Por primera vez en más de dos décadas, la comunidad religiosa que organiza la tradicional peregrinación hacia el santuario de Nuestra Señora de Loreto se encontró con la obligación de pagar un arancel a Vialidad Nacional para utilizar un tramo de la ruta nacional 12. La medida generó sorpresa e indignación entre referentes eclesiásticos y feligreses, y desde el gobierno adelantaron que situaciones similares podrían repetirse en otros puntos del país.

La histórica caminata de fe que cada año moviliza a miles de devotos en Misiones tuvo en esta edición un hecho inédito: la Iglesia Católica de la provincia debió desembolsar 560.000 pesos para garantizar que más de 12.000 peregrinos pudieran desplazarse a pie o en bicicleta por la ruta nacional 12 rumbo al santuario de Nuestra Señora de Loreto.

El reclamo se difundió públicamente cuando el rector del santuario, el sacerdote Leonardo Cuenca, difundió un video en redes sociales en el que expuso la situación y manifestó su descontento por el cobro. Según detalló, el monto fue solicitado por Vialidad Nacional como pago por la “intervención del camino”, requisito necesario para habilitar el tránsito seguro del grupo durante la jornada.

El depósito, explicó, se realizó en cuentas pertenecientes a la Agencia de Recaudación y Control de Argentina, organismo encargado de administrar estos ingresos.

En su mensaje, el sacerdote expresó su sorpresa y cuestionó la decisión oficial:
“En el país de la libertad, hoy tuvimos que pagar un arancel para poder peregrinar.

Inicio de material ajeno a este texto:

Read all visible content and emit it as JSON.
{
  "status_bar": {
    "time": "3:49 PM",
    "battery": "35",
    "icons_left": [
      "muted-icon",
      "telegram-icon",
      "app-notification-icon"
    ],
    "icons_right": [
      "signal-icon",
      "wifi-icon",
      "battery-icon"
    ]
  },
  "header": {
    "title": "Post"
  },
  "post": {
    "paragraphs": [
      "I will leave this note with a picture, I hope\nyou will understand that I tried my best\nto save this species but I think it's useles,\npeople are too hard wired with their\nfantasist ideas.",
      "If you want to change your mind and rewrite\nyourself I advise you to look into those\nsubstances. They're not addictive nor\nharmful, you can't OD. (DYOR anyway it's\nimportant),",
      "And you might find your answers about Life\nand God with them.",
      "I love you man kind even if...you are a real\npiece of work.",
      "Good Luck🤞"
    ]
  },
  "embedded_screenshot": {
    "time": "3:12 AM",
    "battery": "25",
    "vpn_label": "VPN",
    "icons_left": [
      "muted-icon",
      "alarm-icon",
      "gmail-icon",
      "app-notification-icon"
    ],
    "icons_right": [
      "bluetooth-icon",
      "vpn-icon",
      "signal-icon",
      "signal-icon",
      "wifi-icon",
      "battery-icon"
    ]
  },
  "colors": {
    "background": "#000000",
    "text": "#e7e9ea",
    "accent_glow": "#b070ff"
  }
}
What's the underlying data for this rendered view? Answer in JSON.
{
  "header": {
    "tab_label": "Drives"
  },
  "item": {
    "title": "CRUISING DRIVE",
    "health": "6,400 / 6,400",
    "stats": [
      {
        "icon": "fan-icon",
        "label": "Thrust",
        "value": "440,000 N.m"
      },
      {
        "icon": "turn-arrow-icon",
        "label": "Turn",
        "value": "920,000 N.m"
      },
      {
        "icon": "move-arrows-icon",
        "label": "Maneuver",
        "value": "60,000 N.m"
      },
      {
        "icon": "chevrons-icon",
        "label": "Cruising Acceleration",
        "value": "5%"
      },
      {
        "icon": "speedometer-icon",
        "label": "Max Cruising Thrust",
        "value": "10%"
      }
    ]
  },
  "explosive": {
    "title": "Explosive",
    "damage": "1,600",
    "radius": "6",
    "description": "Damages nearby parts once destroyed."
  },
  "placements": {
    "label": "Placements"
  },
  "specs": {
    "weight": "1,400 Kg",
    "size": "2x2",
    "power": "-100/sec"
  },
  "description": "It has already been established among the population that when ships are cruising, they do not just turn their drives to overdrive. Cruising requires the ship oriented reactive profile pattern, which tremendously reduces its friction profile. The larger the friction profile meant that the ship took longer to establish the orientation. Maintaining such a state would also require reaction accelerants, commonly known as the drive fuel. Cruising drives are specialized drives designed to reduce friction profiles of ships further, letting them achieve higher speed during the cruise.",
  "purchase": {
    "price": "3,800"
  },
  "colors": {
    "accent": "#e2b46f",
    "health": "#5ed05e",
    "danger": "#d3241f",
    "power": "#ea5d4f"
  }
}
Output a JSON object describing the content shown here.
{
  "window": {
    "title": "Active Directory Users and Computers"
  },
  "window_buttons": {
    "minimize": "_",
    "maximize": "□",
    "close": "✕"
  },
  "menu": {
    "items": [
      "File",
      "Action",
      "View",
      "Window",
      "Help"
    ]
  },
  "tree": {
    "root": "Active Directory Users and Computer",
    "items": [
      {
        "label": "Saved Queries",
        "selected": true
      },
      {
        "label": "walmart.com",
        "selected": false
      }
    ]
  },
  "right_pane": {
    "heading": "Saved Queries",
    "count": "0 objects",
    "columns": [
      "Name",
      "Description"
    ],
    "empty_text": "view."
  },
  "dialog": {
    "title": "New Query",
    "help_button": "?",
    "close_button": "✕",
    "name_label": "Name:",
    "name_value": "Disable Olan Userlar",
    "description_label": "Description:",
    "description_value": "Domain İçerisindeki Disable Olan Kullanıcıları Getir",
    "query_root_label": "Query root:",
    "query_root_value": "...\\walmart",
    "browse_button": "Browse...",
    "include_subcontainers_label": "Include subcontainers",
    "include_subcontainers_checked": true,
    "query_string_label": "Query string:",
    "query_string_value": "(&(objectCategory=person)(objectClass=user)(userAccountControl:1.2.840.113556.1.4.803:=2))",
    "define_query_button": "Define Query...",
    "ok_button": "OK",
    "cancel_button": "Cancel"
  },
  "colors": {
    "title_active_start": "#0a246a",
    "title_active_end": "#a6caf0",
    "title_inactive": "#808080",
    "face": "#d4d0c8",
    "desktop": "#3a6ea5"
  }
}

Hasta para peregrinar ahora hay un impuesto”, señaló, visiblemente molesto.

Desde ámbitos gubernamentales trascendió que este no sería un caso aislado y que el cobro de cánones por intervenciones en rutas nacionales podría repetirse en otros eventos o actividades que requieran el corte parcial o el uso temporal de la infraestructura vial.

Entre los fieles y organizadores, la medida fue interpretada como un cambio significativo en la relación histórica entre el Estado y las manifestaciones religiosas masivas, que hasta ahora habían contado con autorizaciones sin costos económicos directos.

La polémica continúa creciendo en la provincia, mientras miles de personas completan su recorrido hacia el santuario, marcado este año no sólo por la devoción, sino también por el debate en torno al acceso y financiamiento del espacio público.